この政府にして、この政策審議会委員有り

 「週刊東洋経済」誌の記事を直接読んだわけではないが、asahi.com 2月7日の記事によると:「(労働政策審議会の)奥谷氏は、一定条件を満たした会社員を労働時間規制から外す「ホワイトカラー・エグゼンプション」(WE)の積極推進論者。労働時間規制をなくせば過労死が増えるとの反対論に対し、経済誌週刊東洋経済」1月13日号で、「経営者は、過労死するまで働けなんていいません。過労死を含めて、これは自己管理だと私は思います」などと反論。また「祝日もいっさいなくすべきだ」「労働基準監督署も不要」とした。労政審分科会でも「労働者を甘やかしすぎ」などと発言している。」 ということである。

 政府が国民、労働者を「生産道具」としか評価していないように、人材派遣会社社長も「当然、自社の派遣社員は儲けのための手段にしか過ぎない」という意識がありありな表現である。まさに、この政府にして、この派遣会社社長、そして、労働政策審議会に打ってつけの委員選択である。パブリックコメントにおける「やらせ発言」とも合致する。なんたる政策の一貫性。
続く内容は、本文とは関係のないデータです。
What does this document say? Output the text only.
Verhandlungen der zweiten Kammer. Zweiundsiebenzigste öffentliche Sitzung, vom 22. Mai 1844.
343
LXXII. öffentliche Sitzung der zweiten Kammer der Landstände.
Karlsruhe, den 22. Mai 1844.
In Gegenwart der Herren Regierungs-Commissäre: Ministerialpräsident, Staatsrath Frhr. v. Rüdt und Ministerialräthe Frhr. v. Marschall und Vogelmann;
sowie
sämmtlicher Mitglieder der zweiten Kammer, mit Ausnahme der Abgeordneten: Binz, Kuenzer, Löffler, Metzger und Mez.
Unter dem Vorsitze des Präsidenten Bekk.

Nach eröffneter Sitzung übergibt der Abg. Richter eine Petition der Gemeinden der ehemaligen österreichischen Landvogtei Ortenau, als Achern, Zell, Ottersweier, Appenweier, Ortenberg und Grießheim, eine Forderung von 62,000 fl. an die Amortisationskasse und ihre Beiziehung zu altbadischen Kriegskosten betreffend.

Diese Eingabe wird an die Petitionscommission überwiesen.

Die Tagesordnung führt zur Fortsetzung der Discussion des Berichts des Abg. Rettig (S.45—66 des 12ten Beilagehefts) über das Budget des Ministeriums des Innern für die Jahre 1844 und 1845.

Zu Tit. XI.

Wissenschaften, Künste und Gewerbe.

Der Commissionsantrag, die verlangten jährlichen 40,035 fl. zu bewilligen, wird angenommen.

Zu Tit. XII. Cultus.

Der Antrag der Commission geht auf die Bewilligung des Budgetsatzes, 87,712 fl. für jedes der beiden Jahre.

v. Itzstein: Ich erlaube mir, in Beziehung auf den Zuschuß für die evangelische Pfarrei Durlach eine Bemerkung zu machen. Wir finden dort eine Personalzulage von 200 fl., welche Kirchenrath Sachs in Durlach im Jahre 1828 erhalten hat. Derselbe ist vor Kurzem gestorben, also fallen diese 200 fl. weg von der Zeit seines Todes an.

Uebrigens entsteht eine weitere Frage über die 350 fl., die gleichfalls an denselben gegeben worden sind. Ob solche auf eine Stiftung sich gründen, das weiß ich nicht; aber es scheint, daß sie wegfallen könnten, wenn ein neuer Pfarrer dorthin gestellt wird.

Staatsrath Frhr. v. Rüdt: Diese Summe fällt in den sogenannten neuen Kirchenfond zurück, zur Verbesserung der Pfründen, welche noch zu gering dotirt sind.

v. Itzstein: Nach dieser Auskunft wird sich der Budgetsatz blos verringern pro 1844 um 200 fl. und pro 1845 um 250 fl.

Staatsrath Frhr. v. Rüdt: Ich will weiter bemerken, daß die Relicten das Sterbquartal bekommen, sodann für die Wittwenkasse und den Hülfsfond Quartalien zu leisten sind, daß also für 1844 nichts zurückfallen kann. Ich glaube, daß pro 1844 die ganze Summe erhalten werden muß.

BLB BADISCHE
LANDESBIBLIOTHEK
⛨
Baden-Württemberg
 人材派遣会社の社長であればおそらく、派遣する自社社員を大切に思い、労働環境の改善を目指した意見を提言すると思いきや、思わず、「売り込みのためには仕方がない」という会社運営上の信念を漏らしたのだろうか。社長が派遣先企業におもねる発想しかないとすれば、その会社から派遣される社員はまさに悲劇的状態にあると言える。

 さらに、「奥谷氏は朝日新聞の取材に対し、「発言の一部分だけをとらえた質問は遺憾だ。倒産しても、会社は社員を守ってくれない。早くから自律的な意識をもつべきで、労働者への激励のつもりで発言した」と話した。」としている。

 そうだとしても、柳沢大臣ではないが、言葉の選択というものがあろう。誤解を生むような発現をして、後で「そのつもりではなかった」と言って済まされるものではない。奥谷委員の本心は同審議会分科会の発言からも決して「激励のつもり」ではなかったことは明らかである。発言内容が終始一貫している。

 もちろん、労働問題に関して種々の意見があって当然であるし、発言の自由は保障されなければならない。これが民主主義の基本である。しかしながら、発言する場面を考えるべきではないか。奥谷氏が経済産業省の政策審機会委員であったとして、経営者の立場からの発言としても、氏の運営する会社の業種からみて適切な発言であっただろうか。

 そもそも、厚生労働省は他の経済産業関係の省庁と相対して、国民の健康と福祉を確保するための省ではなかったか。それがこともあろうに、国民を単なる生産手段と見なして、他の省庁にへりくだっているようではその存在価値は無きに等しい。

 人々が健全に働くことができて、国家の基礎が固まり、充実するのではないだろうか。国民を食いつぶして政府はどこへ漂着するつもりなのだろうか。